Чиста пацанская сказка - 2
Шрифт:
— П-почему — останутся? Майн фюрст?
— О, Пауль, родной ты мой! Наконец-то догадался… — беззлобно потрепал по шее финансиста Марат. — А то я уж жду-пожду, когда ты ко мне «эй, ты!» начнешь обращаться.
— Простите, майн фюрст… — потупился Гулькенхренст, искренне раскаиваясь в расслабухе, навеянной невыносимою легкостью ихбинкранкского бытия.

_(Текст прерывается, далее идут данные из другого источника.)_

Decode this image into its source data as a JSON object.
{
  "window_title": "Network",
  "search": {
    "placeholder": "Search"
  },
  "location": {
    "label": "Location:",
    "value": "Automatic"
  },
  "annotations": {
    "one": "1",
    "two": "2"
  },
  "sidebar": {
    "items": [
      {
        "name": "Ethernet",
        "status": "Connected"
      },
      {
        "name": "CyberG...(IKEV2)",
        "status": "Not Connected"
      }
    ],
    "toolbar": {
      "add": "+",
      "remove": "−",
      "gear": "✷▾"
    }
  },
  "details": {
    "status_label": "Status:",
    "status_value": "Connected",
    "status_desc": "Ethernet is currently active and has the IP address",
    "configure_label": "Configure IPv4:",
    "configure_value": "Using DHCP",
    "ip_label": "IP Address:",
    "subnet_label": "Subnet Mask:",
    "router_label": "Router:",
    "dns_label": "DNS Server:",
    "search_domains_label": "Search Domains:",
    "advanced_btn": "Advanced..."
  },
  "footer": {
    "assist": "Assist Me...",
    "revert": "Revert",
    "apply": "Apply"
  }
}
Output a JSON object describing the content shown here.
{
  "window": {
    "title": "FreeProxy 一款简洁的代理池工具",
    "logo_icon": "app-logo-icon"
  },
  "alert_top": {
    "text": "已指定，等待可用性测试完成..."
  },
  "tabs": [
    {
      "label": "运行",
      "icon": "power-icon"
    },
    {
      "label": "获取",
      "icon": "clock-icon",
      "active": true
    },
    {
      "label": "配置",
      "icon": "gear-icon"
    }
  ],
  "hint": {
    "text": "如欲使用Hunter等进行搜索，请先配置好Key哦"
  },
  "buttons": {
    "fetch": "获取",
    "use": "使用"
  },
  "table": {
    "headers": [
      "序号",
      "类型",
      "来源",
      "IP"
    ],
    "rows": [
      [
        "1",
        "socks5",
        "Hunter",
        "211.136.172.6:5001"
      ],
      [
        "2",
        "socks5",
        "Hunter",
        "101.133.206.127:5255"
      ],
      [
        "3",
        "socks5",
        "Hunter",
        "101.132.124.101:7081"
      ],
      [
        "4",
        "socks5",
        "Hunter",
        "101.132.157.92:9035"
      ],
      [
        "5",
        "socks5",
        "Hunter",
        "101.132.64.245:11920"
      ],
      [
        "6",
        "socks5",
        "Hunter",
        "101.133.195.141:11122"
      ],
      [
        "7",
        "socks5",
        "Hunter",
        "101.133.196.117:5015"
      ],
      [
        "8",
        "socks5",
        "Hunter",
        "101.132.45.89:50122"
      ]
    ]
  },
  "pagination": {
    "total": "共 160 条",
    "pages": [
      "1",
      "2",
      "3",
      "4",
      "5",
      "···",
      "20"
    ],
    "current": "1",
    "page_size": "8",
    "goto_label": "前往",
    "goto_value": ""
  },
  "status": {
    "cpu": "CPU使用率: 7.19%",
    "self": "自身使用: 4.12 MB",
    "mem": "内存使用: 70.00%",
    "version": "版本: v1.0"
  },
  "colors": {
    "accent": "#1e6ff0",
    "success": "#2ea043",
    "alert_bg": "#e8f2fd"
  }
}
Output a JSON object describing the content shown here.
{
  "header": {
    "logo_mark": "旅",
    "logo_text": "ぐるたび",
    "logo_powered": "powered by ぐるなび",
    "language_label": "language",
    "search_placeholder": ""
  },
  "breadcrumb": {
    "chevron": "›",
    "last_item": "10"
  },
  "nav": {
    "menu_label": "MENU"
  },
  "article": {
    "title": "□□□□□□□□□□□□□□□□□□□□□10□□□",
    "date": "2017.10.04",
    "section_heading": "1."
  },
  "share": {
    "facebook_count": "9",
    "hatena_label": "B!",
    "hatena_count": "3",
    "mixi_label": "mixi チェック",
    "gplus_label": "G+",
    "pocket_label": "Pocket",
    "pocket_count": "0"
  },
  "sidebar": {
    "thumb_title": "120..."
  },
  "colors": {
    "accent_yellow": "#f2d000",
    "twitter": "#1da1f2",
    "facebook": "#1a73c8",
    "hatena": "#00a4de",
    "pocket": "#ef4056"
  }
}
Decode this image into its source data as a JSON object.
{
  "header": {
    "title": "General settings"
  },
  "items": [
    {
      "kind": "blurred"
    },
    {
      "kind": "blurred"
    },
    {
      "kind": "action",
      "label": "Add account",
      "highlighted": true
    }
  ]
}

— А «останутся», мин херц, оттого, что не буду же я омрачать наведение подобающего орднунга такими мерами, как… Погоди, ща оглашу… — фюрст, умиляясь собственной кротости, раскрыл пухлый Кодекс и процитировал: — … а буде какому Авторитету случится вычислить крысу или еще какого махновца, чья движуха порет бочину Всеобщему, то по совершении с таковым процедур,
Финансист промолчал. Его язык отказался служить своему хозяину, внезапно обнаружившему под ногами жадно распахнувшуюся бездну — вместо уютной тенистой аллеи своей жизненной траектории. Факты, коварные двуличные обманщики, вывернувшись наизнанку, обнаружили совершенно иное свое содержание, нежели то, к которому мало-помалу привык несчастный финансист. Невинные шалости с копеечными, если уж честно, суммами вдруг обернулись Крысятничеством, от которого грозно пахло парашным углом и парными потрохами, сыплющимися из свежевскрытого брюха; а вполне, казалось, извинительные компромиссы с Ходом стремительно превратились в Подгрызание Авторитета и Бочину Всеобщему, от которых веяло уже совсем нехорошо — ацетоновым запашком изо рта, свойственным перед смертью, как судачили мирные обыватели, жертвам ритуала Трамбовки Ливера, полагающегося за неосторожные плевки в сторону Большой Иконы всем осмелившимся. И членам их семей…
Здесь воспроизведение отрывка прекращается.